Mengingat hal ini merupakan hal yang penting, maka artikel kali ini mengangkat tema pancasila sebagai pandangan hidup.

Dalam pembahasannya, tema ini akan dibagi menjadi tiga sub pembahasan utama, yakni pancasila dan budaya bangsa, menafsir makna 5 sila dalam pancasila dan peran pancasila dalam keseharian; pandangan hidup. Kamu bisa lihat daftar isi dibawah ini:

Artikel ini sekaligus merupakan pelengkap dari artikel kami yang lain yang dengan tema pancasila sebagai dasar negara sehingga jika teman-teman juga berkenan membaca artikel tersebut, maka teman-teman akan mendapatkan informasi tambahan terkait dengan pancasila.

Baiklah, tanpa berpanjang lebar lagi, selamat membaca artikel ini selengkapnya.

Pancasila dan Budaya Bangsa

via pinterest.com

Indonesia, dari Sabang sampai Merauke, memiliki ribuan pulau dengan penduduk yang beragam.

Segala bentuk perbedaan yang ada antar masyarakat dengan berbagai latar belakang budaya yang berbeda dinaungi dan dipersatukan melalui pancasila sebagai dasar negara.

Namun apakah pancasila hanya sebatas dasar negara yang berfungsi untuk kepentingan penyelenggaraan negara semata?

Tentu tidak.

Pancasila memiliki nilai-nilai luhur yang berakar dari budaya-budaya bangsa yang berbeda-beda dan oleh karenanya menjalani kehidupan sehari-hari dengan berpedoman pada nilai-nilai dalam pancasila merupakan salah satu bentuk manifestasi untuk mewujudkan cita-cita bangsa sebagaimana telah dituliskan dalam lima sila dalam pancasila.

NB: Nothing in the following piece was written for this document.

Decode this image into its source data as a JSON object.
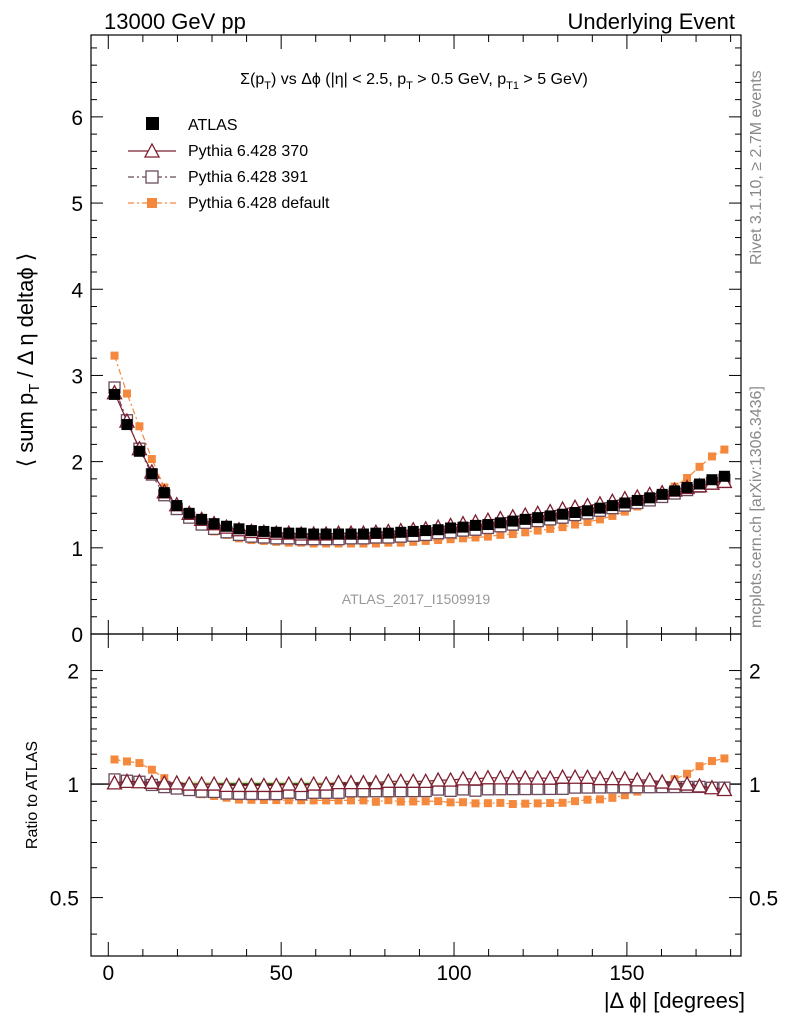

Pancasila sendiri berasal dari bahasa sansekerta, yaitu panca dan sila. Panca berarti lima dan sila merupakan asas atau paham.

Sebagai paham, tentunya pancasila ini bersifat ideologis dan oleh sebab itulah pancasila disebut juga sebagai ideologi negara.

Pancasila hadir bersamaan dengan lambang negara yang lain, yakni burung garuda serta satu semboyan, yakni Bhineka Tunggal Ika.

Baik burung garuda dan frasa Bhineka Tunggal Ika juga berasal dari budaya nusantara pada era Hindu ketika saat itu bahasa sansekerta masih menjadi bahasa dominan.

Tidak bisa dipungkiri bahwa dalam sejarah bangsa Indonesia, peradaban besar pertama kali hadir sebagai zaman Hindu.

Era inilah yang mula-mula membentuk suatu kebudayaan tinggi di wilayah Indonesia (dan asia tenggara) sehingga mau tidak mau Indonesia mewarisi banyak hal dari budaya Hindu yang dari masa ke masa mengalami modifikasi dan pembaharuan sesuai dengan perkembangan budaya yang tengah menjadi hegemoni dominan sehingga Indonesia memiliki wajah yang bisa kita ketahui sekarang ini.

Baik pancasila, burung garuda, dan Bhineka Tunggal Ika yang saat ini hadir sebagai dasar, lambang dan semboyan negara merupakan salah satu produk dari pembaharuan atas warisan pengetahuan dari era masa lalu.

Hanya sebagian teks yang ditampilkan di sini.